ConvVT

class vformer.encoder.convvt.ConvVTBlock(dim_in, dim_out, mlp_ratio=4.0, p_dropout=0.0, drop_path=0.0, drop_path_mode='batch', **kwargs)[source]

Implementation of a Attention MLP block in CVT

Parameters
  • dim_in (int) – Input dimensions

  • dim_out (int) – Output dimensions

  • num_heads (int) – Number of heads in attention

  • img_size (int) – Size of image

  • mlp_ratio (float) – Feature dimension expansion ratio in MLP, default is 4.

  • p_dropout (float) – Probability of dropout in MLP, default is 0.0

  • attn_dropout (float) – Probability of dropout in attention, default is 0.0

  • drop_path (float) – Probability of droppath, default is 0.0

  • with_cls_token (bool) – Whether to include classification token, default is False

forward(x)[source]

Defines the computation performed at every call.

Should be overridden by all subclasses.

Note

Although the recipe for forward pass needs to be defined within this function, one should call the Module instance afterwards instead of this since the former takes care of running the registered hooks while the latter silently ignores them.

class vformer.encoder.convvt.ConvVTStage(patch_size=7, patch_stride=4, patch_padding=0, in_channels=3, embedding_dim=64, depth=1, p_dropout=0.0, drop_path_rate=0.0, with_cls_token=False, init='trunc_norm', **kwargs)[source]

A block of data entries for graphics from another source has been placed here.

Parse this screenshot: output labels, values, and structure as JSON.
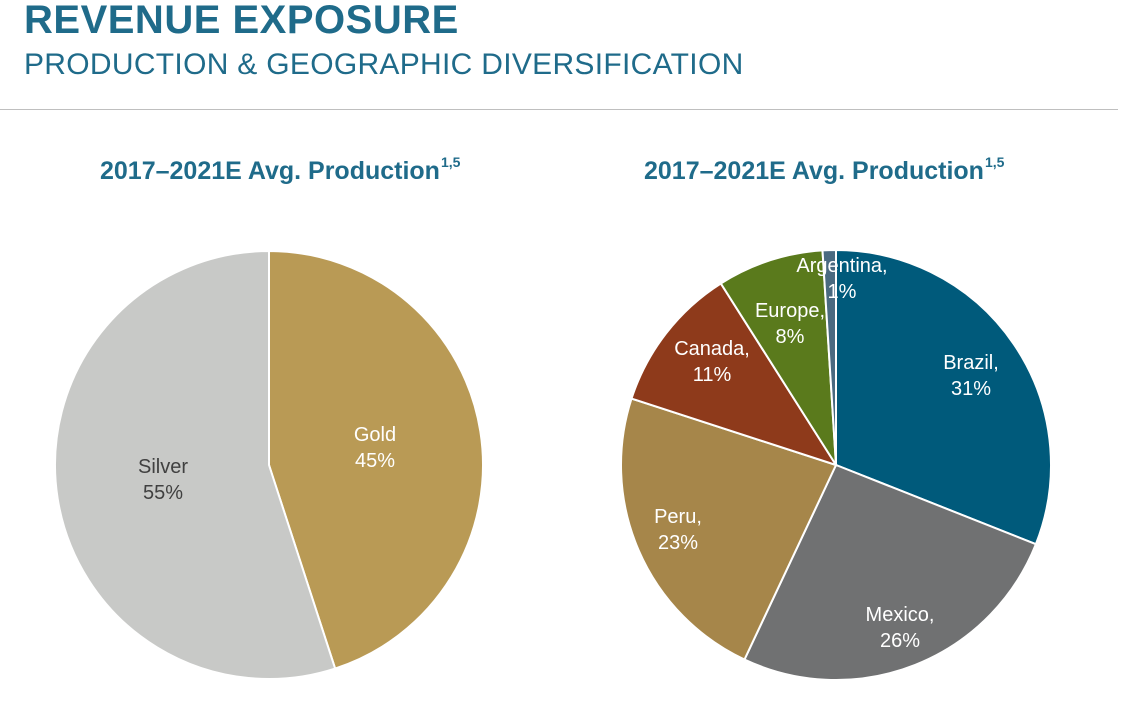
{
  "header": {
    "title": "REVENUE EXPOSURE",
    "subtitle": "PRODUCTION & GEOGRAPHIC DIVERSIFICATION"
  },
  "colors": {
    "accent": "#1f6b8a"
  },
  "chart_data": [
    {
      "type": "pie",
      "title": "2017–2021E Avg. Production",
      "title_superscript": "1,5",
      "slices": [
        {
          "label": "Gold",
          "value_label": "45%",
          "value": 45,
          "color": "#b99a55",
          "text_color": "#ffffff"
        },
        {
          "label": "Silver",
          "value_label": "55%",
          "value": 55,
          "color": "#c8c9c7",
          "text_color": "#404040"
        }
      ]
    },
    {
      "type": "pie",
      "title": "2017–2021E Avg. Production",
      "title_superscript": "1,5",
      "slices": [
        {
          "label": "Brazil,",
          "value_label": "31%",
          "value": 31,
          "color": "#005a7b",
          "text_color": "#ffffff"
        },
        {
          "label": "Mexico,",
          "value_label": "26%",
          "value": 26,
          "color": "#707172",
          "text_color": "#ffffff"
        },
        {
          "label": "Peru,",
          "value_label": "23%",
          "value": 23,
          "color": "#a6864a",
          "text_color": "#ffffff"
        },
        {
          "label": "Canada,",
          "value_label": "11%",
          "value": 11,
          "color": "#8e3a1b",
          "text_color": "#ffffff"
        },
        {
          "label": "Europe,",
          "value_label": "8%",
          "value": 8,
          "color": "#5a7a1c",
          "text_color": "#ffffff"
        },
        {
          "label": "Argentina,",
          "value_label": "1%",
          "value": 1,
          "color": "#4a6a80",
          "text_color": "#ffffff"
        }
      ]
    }
  ]
}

Implementation of a Stage in CVT

Parameters
  • patch_size (int) – Size of patch, default is 16

  • patch_stride (int) – Stride of patch, default is 4

  • patch_padding (int) – Padding for patch, default is 0

  • in_channels (int) – Number of input channels in image, default is 3

  • img_size (int) – Size of the image, default is 224

  • embedding_dim (int) – Embedding dimensions, default is 64

  • depth (int) – Number of CVT Attention blocks in each stage, default is 1

  • num_heads (int) – Number of heads in attention, default is 6

  • mlp_ratio (float) – Feature dimension expansion ratio in MLP, default is 4.0

  • p_dropout (float) – Probability of dropout in MLP, default is 0.0

  • attn_dropout (float) – Probability of dropout in attention, default is 0.0

  • drop_path_rate (float) – Probability for droppath, default is 0.0

  • with_cls_token (bool) – Whether to include classification token, default is False

  • kernel_size (int) – Size of kernel, default is 3

  • padding_q (int) – Size of padding in q, default is 1

  • padding_kv (int) – Size of padding in kv, default is 2

  • stride_kv (int) – Stride in kv, default is 2

  • stride_q (int) – Stride in q, default is 1

  • init (str) – Initialization method, one of {trunc_norm or xavier} default is trunc_norm

forward(x)[source]

Defines the computation performed at every call.

Should be overridden by all subclasses.

Note

Although the recipe for forward pass needs to be defined within this function, one should call the Module instance afterwards instead of this since the former takes care of running the registered hooks while the latter silently ignores them.